Two EECS papers win 2019 ACM SIGPLAN Distinguished Paper Awards

Two papers co-authored by Berkeley EECS authors won ACM SIGPLAN Distinguished Paper Awards at the Conference on Object-Oriented Programming, Systems, Languages, and Applications (OOPSLA) 2019.  "Duet: An Expressive Higher-Order Language and Linear Type System for Statically Enforcing Differential Privacy" co-authored by Prof. Dawn Song (Ph.D. '02, advisor: Doug Tygar), graduate student Lun Wang, undergraduate researcher Pranav Gaddamadugu, and alumni Neel Somani (CS B.A.  '19), Nikhil Sharma (EECS B.S. '18/M.S. '19),  and Alex Shan (CS B.A. '18), along with researchers in Vermont and Utah, and "Aroma: Code Recommendation via Structural Code Search" co-authored by Prof. Koushik Sen (along with authors at Facebook and UC Irvine), won two of the five honors awarded at the top programming language conference, part of the ACG SIGPLAN conference on Systems, Programming, Languages, and Applications: Software for Humanity (SPLASH) in October.  
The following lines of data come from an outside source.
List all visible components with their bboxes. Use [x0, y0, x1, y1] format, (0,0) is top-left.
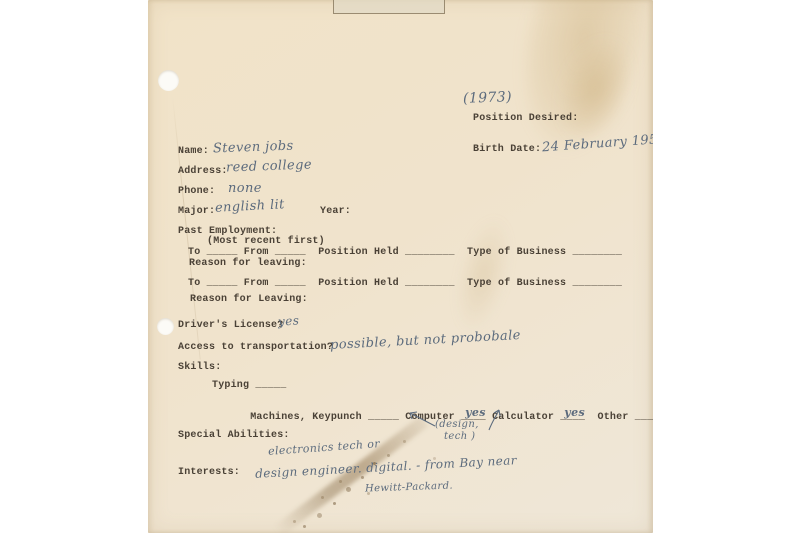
special-abilities-label: Special Abilities:	[178, 430, 290, 442]
annotation-arrows	[148, 0, 653, 533]
design-tech-annotation-line1: (design,	[435, 419, 479, 430]
design-tech-annotation-line2: tech )	[444, 431, 475, 442]
interests-label: Interests:	[178, 467, 240, 479]
application-form-paper: (1973) Position Desired: Birth Date: 24 …	[148, 0, 653, 533]
scan-background: (1973) Position Desired: Birth Date: 24 …	[0, 0, 800, 533]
"Oracle-Guided Component-Based Program Synthesis" wins 2020 ICSE Most Influential Paper Award

The paper "Oracle-Guided Component-Based Program Synthesis," co-authored by alumnus Susmit Jha (M.S./Ph.D. '11), Sumit Gulwani (Ph.D. '05, advisor: George Necula), EECS Prof. Sanjit A. Seshia, and Ashish Tiwari--and part of Susmit Jha's Ph.D. dissertation advised by Sanjit Seshia--will receive the 2020 Most Influential Paper Award by the ACM/IEEE International Conference on Software Engineering (ICSE). ICSE is the premier conference on software engineering and this award recognizes the paper judged to have had the most influence on the theory or practice of software engineering during the 10 years since its original publication. The citation says, in part, that the paper: "...has made a significant impact in Software Engineering and beyond, inspiring subsequent work not only on program synthesis and learning, but also on automated program repair, controller synthesis, and interpretable artificial intelligence."

Using deep learning to expertly detect hemorrhages in brain scans

A computer algorithm co-developed by Vision Group alumnus Weicheng Kuo (Ph.D. '19), post doc Christian Hӓne, their advisor Prof. Jitendra Malik, and researchers at UCSF, bested two out of four expert radiologists at finding tiny brain hemorrhages in head scans, an advance that one day may help doctors treat patients with traumatic brain injuries, strokes and aneurysms.  The algorithm found some small abnormalities that the experts missed, noted their location within the brain, and classified them according to subtype.  The researchers used of a type of deep learning known as a fully convolutional neural network (FCN) to train the algorithm on a relatively small number of images that were packed with data.  Each small abnormality was manually delineated at the pixel level. The richness of this data — along with other steps that prevented the model from misinterpreting random variations, or “noise,” as meaningful — created an extremely accurate algorithm.